Expectation: Finally getting to this book was a long journey. And somewhat confusing. I picked it up about 10-20 times over the years. I read the synopsis. I thought I would enjoy the story. I put it down. Just before Christmas, I actually picked it up and read the first paragraph. I don't know why I didn't do that earlier. It was like I was fighting against reading this book. After reading the first paragraph, though...I knew I was destined to read it and love it. Expectation was low for years and years...and rose to a crescendo about a month ago.



Market/Genre: Adult/Contemporary


Review: 



'What about a teakettle? What if the spout opened and closed when the steam came out, so it would become a mouth, and it could whistle pretty melodies, or do Shakespeare, or just crack up with me? I could invent a teakettle that reads in Dad's voice, so I could fall asleep, or maybe a set of kettles that sings the chorus of "Yellow Submarine", which is a song by the Beatles, who I love, because entomology is one of my raisons d'etre, which is a French expression that I know. Another good thing is that I could train my anus to talk when I farted. If I wanted to be extremely hilarious, I'd train it to say, "Wasn't me!" every time I made an incredibly bad fart.
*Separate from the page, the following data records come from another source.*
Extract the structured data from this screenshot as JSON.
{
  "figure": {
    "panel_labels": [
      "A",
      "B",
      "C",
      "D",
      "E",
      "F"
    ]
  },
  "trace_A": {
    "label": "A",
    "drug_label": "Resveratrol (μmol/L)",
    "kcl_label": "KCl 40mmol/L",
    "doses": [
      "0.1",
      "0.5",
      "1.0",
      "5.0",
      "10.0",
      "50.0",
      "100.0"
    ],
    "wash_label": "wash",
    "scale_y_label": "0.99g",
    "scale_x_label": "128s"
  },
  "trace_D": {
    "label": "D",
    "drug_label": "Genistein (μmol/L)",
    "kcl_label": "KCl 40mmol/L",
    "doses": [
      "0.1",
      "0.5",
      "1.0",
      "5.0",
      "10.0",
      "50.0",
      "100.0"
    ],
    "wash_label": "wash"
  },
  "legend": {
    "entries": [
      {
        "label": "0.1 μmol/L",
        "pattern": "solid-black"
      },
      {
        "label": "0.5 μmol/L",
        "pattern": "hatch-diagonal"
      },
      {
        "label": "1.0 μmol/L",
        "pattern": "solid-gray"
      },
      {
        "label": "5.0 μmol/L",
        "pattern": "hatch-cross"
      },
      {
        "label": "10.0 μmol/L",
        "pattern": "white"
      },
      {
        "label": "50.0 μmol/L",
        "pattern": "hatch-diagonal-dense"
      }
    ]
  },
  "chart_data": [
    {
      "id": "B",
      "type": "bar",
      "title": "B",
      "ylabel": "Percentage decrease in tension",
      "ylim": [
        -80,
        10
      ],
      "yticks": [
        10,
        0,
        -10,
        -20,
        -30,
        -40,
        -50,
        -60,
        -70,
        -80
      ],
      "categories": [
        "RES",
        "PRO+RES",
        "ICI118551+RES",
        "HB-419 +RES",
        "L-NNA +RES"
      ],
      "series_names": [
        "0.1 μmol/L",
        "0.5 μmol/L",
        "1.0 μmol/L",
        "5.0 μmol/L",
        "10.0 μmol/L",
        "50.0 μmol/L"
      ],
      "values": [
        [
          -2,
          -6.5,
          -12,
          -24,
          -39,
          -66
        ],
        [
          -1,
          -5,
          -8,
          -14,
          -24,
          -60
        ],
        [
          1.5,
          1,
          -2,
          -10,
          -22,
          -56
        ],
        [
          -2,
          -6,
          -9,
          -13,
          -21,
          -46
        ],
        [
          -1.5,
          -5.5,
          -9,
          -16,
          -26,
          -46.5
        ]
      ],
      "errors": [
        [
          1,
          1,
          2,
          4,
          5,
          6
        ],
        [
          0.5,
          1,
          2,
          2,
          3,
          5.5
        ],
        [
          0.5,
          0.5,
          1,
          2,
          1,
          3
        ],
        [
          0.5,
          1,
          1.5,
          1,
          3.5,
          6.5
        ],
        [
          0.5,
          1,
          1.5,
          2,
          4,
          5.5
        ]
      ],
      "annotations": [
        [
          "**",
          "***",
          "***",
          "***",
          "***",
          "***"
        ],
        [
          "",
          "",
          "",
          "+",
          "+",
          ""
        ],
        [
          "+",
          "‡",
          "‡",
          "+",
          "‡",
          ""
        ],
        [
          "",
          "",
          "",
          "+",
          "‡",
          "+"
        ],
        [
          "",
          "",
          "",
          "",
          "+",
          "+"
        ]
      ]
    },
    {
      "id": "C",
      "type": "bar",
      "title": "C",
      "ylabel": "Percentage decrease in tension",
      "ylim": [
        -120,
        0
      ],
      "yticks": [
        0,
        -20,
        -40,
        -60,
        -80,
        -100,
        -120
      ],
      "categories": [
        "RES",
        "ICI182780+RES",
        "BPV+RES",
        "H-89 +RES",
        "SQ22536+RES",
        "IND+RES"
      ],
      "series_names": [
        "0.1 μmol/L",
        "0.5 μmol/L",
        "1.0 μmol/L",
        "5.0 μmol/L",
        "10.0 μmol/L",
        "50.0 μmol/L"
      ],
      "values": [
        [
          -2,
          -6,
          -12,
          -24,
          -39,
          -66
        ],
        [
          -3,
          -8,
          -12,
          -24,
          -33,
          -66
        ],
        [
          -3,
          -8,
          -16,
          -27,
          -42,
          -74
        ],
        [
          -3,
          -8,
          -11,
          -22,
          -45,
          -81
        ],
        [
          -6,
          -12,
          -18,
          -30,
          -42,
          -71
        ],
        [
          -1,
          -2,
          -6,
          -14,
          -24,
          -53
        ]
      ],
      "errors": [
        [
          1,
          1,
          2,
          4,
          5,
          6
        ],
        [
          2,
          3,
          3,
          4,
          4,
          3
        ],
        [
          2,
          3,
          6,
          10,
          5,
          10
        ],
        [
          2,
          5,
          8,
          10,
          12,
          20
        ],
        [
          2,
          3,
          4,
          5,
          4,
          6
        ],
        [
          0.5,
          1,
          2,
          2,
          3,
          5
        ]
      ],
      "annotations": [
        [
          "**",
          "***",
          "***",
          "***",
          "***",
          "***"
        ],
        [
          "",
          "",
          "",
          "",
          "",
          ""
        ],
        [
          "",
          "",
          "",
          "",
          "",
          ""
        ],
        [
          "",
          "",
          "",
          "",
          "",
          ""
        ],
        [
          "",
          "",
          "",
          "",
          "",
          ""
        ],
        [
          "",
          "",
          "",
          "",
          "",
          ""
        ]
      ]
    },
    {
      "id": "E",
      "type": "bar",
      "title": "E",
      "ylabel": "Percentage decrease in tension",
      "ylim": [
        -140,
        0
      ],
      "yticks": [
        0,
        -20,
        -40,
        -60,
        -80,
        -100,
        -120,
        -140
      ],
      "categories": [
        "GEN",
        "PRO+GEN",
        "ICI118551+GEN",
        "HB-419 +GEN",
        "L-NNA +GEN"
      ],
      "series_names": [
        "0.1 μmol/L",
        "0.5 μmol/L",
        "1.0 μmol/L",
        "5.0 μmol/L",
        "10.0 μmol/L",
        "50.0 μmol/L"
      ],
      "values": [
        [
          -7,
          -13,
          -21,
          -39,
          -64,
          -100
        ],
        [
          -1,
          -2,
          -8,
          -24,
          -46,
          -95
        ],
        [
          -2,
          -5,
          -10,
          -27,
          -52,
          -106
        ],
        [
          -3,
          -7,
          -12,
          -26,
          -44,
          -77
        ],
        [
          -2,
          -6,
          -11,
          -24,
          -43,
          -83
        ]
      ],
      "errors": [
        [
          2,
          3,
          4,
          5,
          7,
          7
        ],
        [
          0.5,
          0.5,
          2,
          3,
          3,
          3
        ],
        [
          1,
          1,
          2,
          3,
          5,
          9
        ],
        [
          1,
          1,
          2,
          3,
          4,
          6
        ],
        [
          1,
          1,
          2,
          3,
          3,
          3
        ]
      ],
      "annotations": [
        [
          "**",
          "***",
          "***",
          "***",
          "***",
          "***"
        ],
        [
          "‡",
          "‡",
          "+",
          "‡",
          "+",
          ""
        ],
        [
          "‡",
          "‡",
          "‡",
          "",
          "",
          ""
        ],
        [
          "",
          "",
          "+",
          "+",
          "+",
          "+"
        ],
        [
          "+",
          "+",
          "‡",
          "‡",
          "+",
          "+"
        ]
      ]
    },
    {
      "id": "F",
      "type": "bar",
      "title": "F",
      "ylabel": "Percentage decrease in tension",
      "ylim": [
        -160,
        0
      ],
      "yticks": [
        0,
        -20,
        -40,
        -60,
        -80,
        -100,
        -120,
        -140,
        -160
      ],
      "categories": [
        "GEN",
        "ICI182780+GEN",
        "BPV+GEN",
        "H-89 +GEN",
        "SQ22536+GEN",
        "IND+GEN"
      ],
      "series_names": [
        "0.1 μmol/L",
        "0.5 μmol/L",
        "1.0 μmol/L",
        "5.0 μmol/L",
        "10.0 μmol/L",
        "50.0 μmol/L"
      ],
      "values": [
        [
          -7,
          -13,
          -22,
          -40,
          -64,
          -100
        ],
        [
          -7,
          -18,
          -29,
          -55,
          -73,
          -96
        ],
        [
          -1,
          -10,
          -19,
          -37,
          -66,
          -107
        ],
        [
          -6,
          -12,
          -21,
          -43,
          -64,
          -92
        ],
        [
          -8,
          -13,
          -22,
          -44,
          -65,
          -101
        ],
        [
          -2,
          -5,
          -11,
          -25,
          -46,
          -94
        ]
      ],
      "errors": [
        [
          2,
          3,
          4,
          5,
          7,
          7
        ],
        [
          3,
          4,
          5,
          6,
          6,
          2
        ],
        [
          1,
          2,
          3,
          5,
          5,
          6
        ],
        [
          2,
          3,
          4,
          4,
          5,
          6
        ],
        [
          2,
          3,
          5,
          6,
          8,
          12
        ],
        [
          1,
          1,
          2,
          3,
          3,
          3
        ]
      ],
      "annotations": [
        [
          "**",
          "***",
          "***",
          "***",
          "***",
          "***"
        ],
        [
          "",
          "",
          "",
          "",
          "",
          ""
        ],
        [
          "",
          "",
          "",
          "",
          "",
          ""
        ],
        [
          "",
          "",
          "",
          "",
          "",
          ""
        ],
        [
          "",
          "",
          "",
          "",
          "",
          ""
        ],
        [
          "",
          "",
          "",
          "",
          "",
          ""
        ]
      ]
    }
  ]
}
And if I ever made an incredibly bad fart in the Hall of Mirrors, which is in Versailles, which is outside of Paris, obviously, my anus would say, "Ce n'etais pas moi!"

So begins this glorious tale that should be incredibly sad but somehow lifts you up like a balloon and takes you, smiling, into the wonderful world of Oskar Schell!


As I said, I really fell in love with this book somewhere within the first paragraph. It makes you catch your breath...forces you to keep reminding yourself to breathe.
This is a post-911 tale. The precocious 'main' narrator, Oskar Schell, is a wonder. I found him so whimsical and honest that I made the statement, "This is my new favourite book" the second I finished reading it. Oskar thinks outside the box. He sees the world in a unique way, but he doesn't leave the reader in the dust. He takes you with him.
I don't want to say much about the story-line of Extremely Loud and Incredibly Close...as the movie will be released this month. Some may be reading it soon or watching it soon. I'll just say that it was pure delight, through and through. It was heart-wrenching and joyous. You will laugh and you will cry.
Oskar is on a mission...to be closer to his father, who passed away when one of the towers collapsed on 9/11. He wants his words, his spirit, his touch...anything. Listening to his father's last recordings on the home phone is not enough. He wants one last adventure with his father. One last scavenger hunt, like the ones his father used to send him on.
When Oskar finds a key in a vase in his father's closet, while looking for things to touch and smell to get closer to the man he misses, he decides it is part of a scavenger hunt his father planned out before he died. Following the clues he assumes to be there, he ends up digging for treasure in Central Park, searching for all the people in New York City with the surname BLACK and searching for the one lock in all of New York that his key will open...the one lock out of the hundreds and thousands of locks that are waiting to be opened.
Along with Oskar's journey, the reader is also shown the complicated and intriguing story of his grandparents. There are several threads trailing out from the onset of the book...and one is never quite sure how they will be woven together. But Safran Foer does an incredible job bringing the reader there...to that magical place where all is intricately woven together in a lovely mosaic that will leave the reader sighing with contentment at the end.
I love quirky and I love emotional and I love a narrative that takes me so deep that the line between narrator and reader gets all squiggly and blurred. Safran Foer does this with EXTREMELY LOUD AND INCREDIBLY CLOSE. This is a book I will revisit time and again. It's simply beautiful. It's a heart-song born from a tragedy. And to think this is just one imaginary boy's post-911 experience. There are so many stories out there surrounding this tragedy. This fictional account will leave you breathless and wondering... 

SIZE: 5
Expectation was exceeded in the first few pages.